I completely agree with the idea of teaching regular expressions early on. I'm
teaching a course in the winter and plan to make regex my first topic. Can't
say it much better than Cory Doctorow did:

[https://www.theguardian.com/technology/2012/dec/04/ict-
teach...](https://www.theguardian.com/technology/2012/dec/04/ict-teach-kids-
regular-expressions)

> I think that technical people underestimate how useful regexps are for
> "normal" people, whether a receptionist labouriously copy-pasting all the
> surnames from a word-processor document into a spreadsheet, a school
> administrator trying to import an old set of school records into a new
> system, or a mechanic hunting through a parts list for specific numbers.

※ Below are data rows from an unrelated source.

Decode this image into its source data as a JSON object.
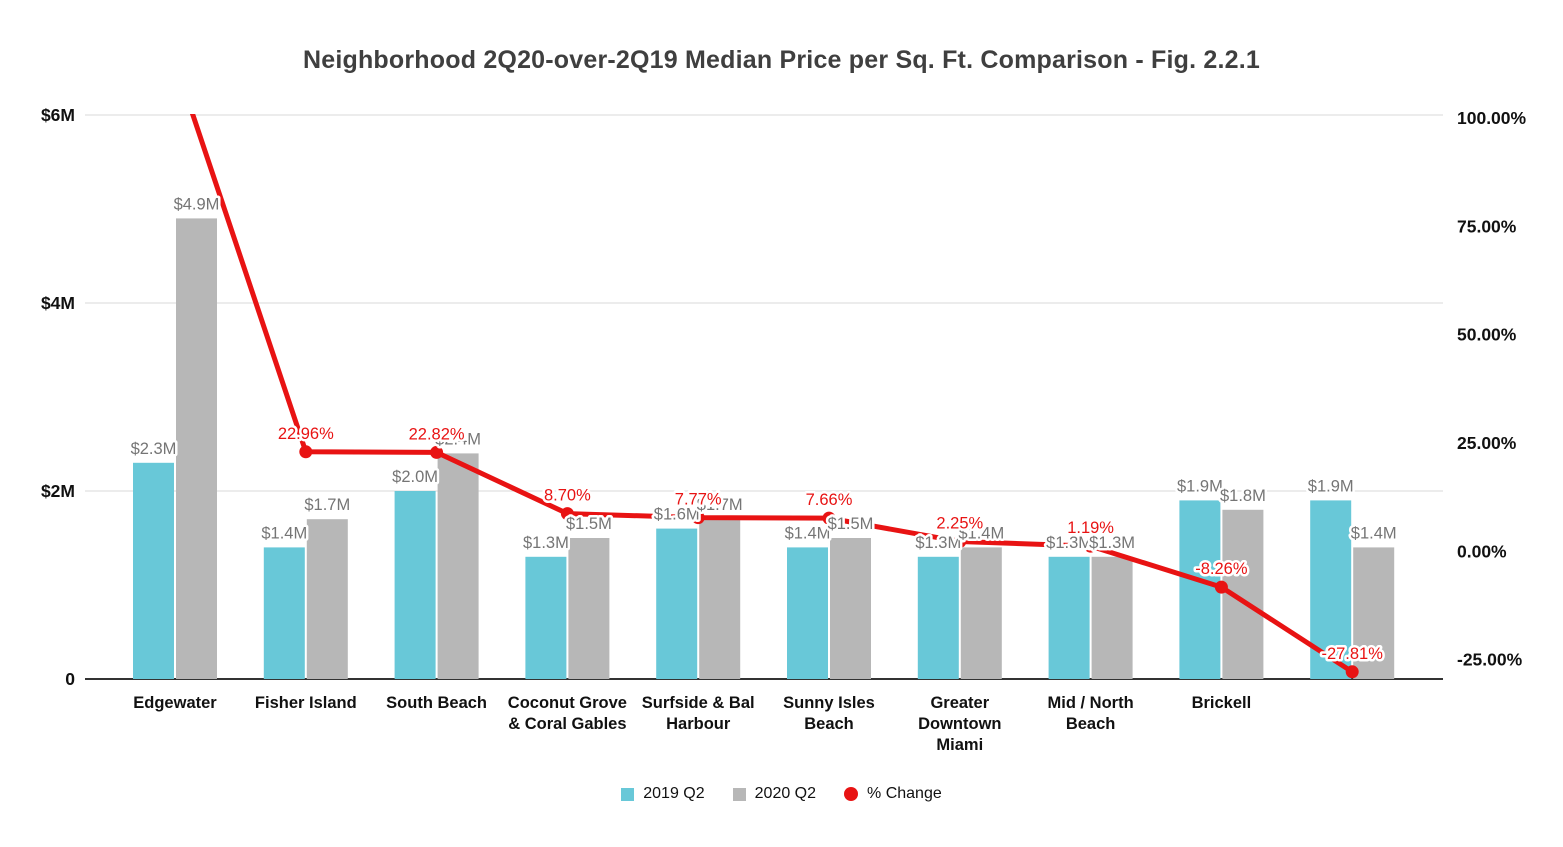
{
  "chart_data": {
    "type": "combo-bar-line",
    "title": "Neighborhood 2Q20-over-2Q19 Median Price per Sq. Ft. Comparison - Fig. 2.2.1",
    "categories": [
      "Edgewater",
      "Fisher Island",
      "South Beach",
      "Coconut Grove & Coral Gables",
      "Surfside & Bal Harbour",
      "Sunny Isles Beach",
      "Greater Downtown Miami",
      "Mid / North Beach",
      "Brickell",
      ""
    ],
    "category_lines": [
      [
        "Edgewater"
      ],
      [
        "Fisher Island"
      ],
      [
        "South Beach"
      ],
      [
        "Coconut Grove",
        "& Coral Gables"
      ],
      [
        "Surfside & Bal",
        "Harbour"
      ],
      [
        "Sunny Isles",
        "Beach"
      ],
      [
        "Greater",
        "Downtown",
        "Miami"
      ],
      [
        "Mid / North",
        "Beach"
      ],
      [
        "Brickell"
      ],
      []
    ],
    "bar_series": [
      {
        "name": "2019 Q2",
        "color": "#68c8d8",
        "values_musd": [
          2.3,
          1.4,
          2.0,
          1.3,
          1.6,
          1.4,
          1.3,
          1.3,
          1.9,
          1.9
        ],
        "labels": [
          "$2.3M",
          "$1.4M",
          "$2.0M",
          "$1.3M",
          "$1.6M",
          "$1.4M",
          "$1.3M",
          "$1.3M",
          "$1.9M",
          "$1.9M"
        ]
      },
      {
        "name": "2020 Q2",
        "color": "#b7b7b7",
        "values_musd": [
          4.9,
          1.7,
          2.4,
          1.5,
          1.7,
          1.5,
          1.4,
          1.3,
          1.8,
          1.4
        ],
        "labels": [
          "$4.9M",
          "$1.7M",
          "$2.4M",
          "$1.5M",
          "$1.7M",
          "$1.5M",
          "$1.4M",
          "$1.3M",
          "$1.8M",
          "$1.4M"
        ]
      }
    ],
    "line_series": {
      "name": "% Change",
      "color": "#e81313",
      "values_pct": [
        113.04,
        22.96,
        22.82,
        8.7,
        7.77,
        7.66,
        2.25,
        1.19,
        -8.26,
        -27.81
      ],
      "labels": [
        null,
        "22.96%",
        "22.82%",
        "8.70%",
        "7.77%",
        "7.66%",
        "2.25%",
        "1.19%",
        "-8.26%",
        "-27.81%"
      ]
    },
    "left_axis": {
      "range_musd": [
        0,
        6
      ],
      "ticks": [
        {
          "label": "0",
          "value": 0
        },
        {
          "label": "$2M",
          "value": 2
        },
        {
          "label": "$4M",
          "value": 4
        },
        {
          "label": "$6M",
          "value": 6
        }
      ]
    },
    "right_axis": {
      "range_pct": [
        -25,
        100
      ],
      "ticks": [
        {
          "label": "-25.00%",
          "value": -25
        },
        {
          "label": "0.00%",
          "value": 0
        },
        {
          "label": "25.00%",
          "value": 25
        },
        {
          "label": "50.00%",
          "value": 50
        },
        {
          "label": "75.00%",
          "value": 75
        },
        {
          "label": "100.00%",
          "value": 100
        }
      ]
    },
    "legend_position": "bottom",
    "style": {
      "gridline": "#d9d9d9",
      "axis_line": "#333333",
      "bar_label": "#757575",
      "tick_label": "#111111",
      "title_color": "#3f3f3f",
      "background": "#ffffff"
    }
  }
}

> The reason technical people forget this is that once you know regexps, they
> become second nature. Any search that involves more than a few criteria is
> almost certainly easier to put into a regexp, even if your recollection of
> the specifics is fuzzy enough that you need to quickly look up some syntax
> online.

> Knowing regexp can mean the difference between solving a problem in three
> steps and solving it in 3,000 steps. When you're a nerd, you forget that the
> problems you solve with a couple keystrokes can take other people days of
> tedious, error-prone work to slog through.

------
jayajay
Wow, nice find. Let's all appreciate how fucking dope Daniel Shiffman's videos
are:

[https://www.youtube.com/user/shiffman/videos](https://www.youtube.com/user/shiffman/videos)

------
mabey
Looks like a quality channel for learning new programming skills. Can anyone
recommend any other youtube channels for this sort of stuff? I've heard
funfunfunction is also very good.